Raúl Lino versus Modernismo

Sendo uma pessoa que gosta profundamente de Sintra, da sua Serra fecunda de espécies, do pituresco da sua arquitectura, não podia deixar de gostar também do arquitecto Raúl Lino. A atenção ao detalhe, a procura de inserção de cada uma das suas obras na envolvência, nos condicionantes do local e a procura de linhas bonitas e elegantes, mas também simples, em muito se podem associar ao próprio carácter de Sintra. Sintra é pituresca. Sintra não se casa muito bem com volumes grandes.
O debate que se lançou com a homenagem que a Gulbenkian quis fazer a esta figura da nossa arquitectura, ainda julgo na década 60, com tantos modernistas a se indignarem, reveste ainda muito interesse porque põe em confronto duas posições arquitectónicas distintas: uma arquitectura baseada no local, diria indutiva; uma arquitectura universal, diria dedutiva.
O exemplo que encontro duma arquitectura dedutiva é a Casa da Música no Porto: tal como metorito caído do espaço "aterra" com estrondo numa praça do Porto, ladeada por um conjunto de casas do séc. XVIII ou XIX numa frente de rua consolidada.
A concepção de Raúl Lino como artista, um quase artesão, que concebe as suas casas como humilde ligação à terra, aos elementos que ela fornece, a um fio condutor histórico, à paisagem, com recurso ao desenho, com encanto poético, como criador, encanta-me, confesso.
Em boa verdade, a Casa da Música é também uma obra de arte. Como é também Guggenheim em Bilbau. Obras de escultura. E nestes exemplos podemos apreciar esses edifícios como obras de arte, esteticamente.

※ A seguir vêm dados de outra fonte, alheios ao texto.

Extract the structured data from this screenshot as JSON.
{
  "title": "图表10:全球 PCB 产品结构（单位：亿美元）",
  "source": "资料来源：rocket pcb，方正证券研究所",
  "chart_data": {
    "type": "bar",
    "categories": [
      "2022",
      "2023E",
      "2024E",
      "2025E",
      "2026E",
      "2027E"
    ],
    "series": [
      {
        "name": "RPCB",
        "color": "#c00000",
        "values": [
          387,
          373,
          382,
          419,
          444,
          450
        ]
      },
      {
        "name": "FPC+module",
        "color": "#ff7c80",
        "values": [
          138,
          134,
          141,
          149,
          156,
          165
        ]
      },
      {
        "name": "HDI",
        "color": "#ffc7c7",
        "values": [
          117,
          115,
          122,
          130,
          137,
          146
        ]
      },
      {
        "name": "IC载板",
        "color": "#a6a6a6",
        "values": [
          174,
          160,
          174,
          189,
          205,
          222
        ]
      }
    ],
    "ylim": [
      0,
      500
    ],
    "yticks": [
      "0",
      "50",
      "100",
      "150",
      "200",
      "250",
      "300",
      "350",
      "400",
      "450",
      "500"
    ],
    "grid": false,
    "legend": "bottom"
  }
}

O que se passou é que depois da 2.ª Guerra Mundial, acabaram os lugares isolados, acabou-se o tempo longo. Acabou-se um certo sentido de continuidade.
Se uma cidade abriu campo para o múltiplo, para o domínio das experiências, para o contraste, para a surpresa, e cada um nele procura encontrar o seu sentido, a arquitectura vem também criar estes efeitos, debaixo duma intencionalidade melhor ou pior expressa. A Casa da Música no Porto julgo que se inscreve nesta tendência.
Penso que a tal intencionalidade melhor ou pior expressa prende-se exactamente com a qualidade na arquitectura. Os grandes arquitectos foram pessoas que muito viajaram, compararam, viram, meditaram e experimentaram. Procuraram o critério. Procuraram a justificação. São sempre pessoas densas.
O Modernismo que chegou a Portugal e marcou - para nossa desgraça - os centros históricos das nossas cidades com aquelas agências da Caixa Geral de Depósitos, é talvez aquele Modernismo que se exprime precisamente pela falta de qualidade dos seus autores. Porque um modernista não pode deixar de pensar no impacto da sua obra numa praça como a Praça da República em Coimbra, uma praça que faz lembrar as praças italianas do Renascimento. Foi só porque lhe mancou essa perspectiva histórica, panorâmica da arquitectura, da arte, da cidade, que foi capaz de inscrever, com arrogância e exclusivismo, aquela agência abruptamente naquela praça. O mesmo se passa como o Hotel Tivoli de Sintra, ali ao lado do Palácio da Vila.
Penso que a rejeição de Raúl Lino dos Modernistas tinha uma certa razão de ser. O racionalismo que marcou o Séc. XX, não apenas na Arquitectura, mas nas próprias ciências humanas, "desenraizou" o homem. Raúl Lino era um humanista. 
Nos nossos dias, deixámos de crer tanto na razão e somos mais desconfiados da capacidade humana para uma vida ordeira... deixámos de crer como críamos em sistemas, em doutrinas. E valorizamos sobretudo uma busca, uma ascege. Uma busca e uma ascege que Raúl Lino procurou, com algum romantismo e espírito de encatamento, mas também com posições teimosas e pouco abertas. Sobretudo a sua crítica à evolução técnica, não podem ser aceites como posições, por muito que tenham de pertinente em certos casos.  Aí talvez denote uma desconfiança desmesurada na capacidade do homem em civilizar a técnica, em encontrar caminho por mais difícil que ele se vislumbre.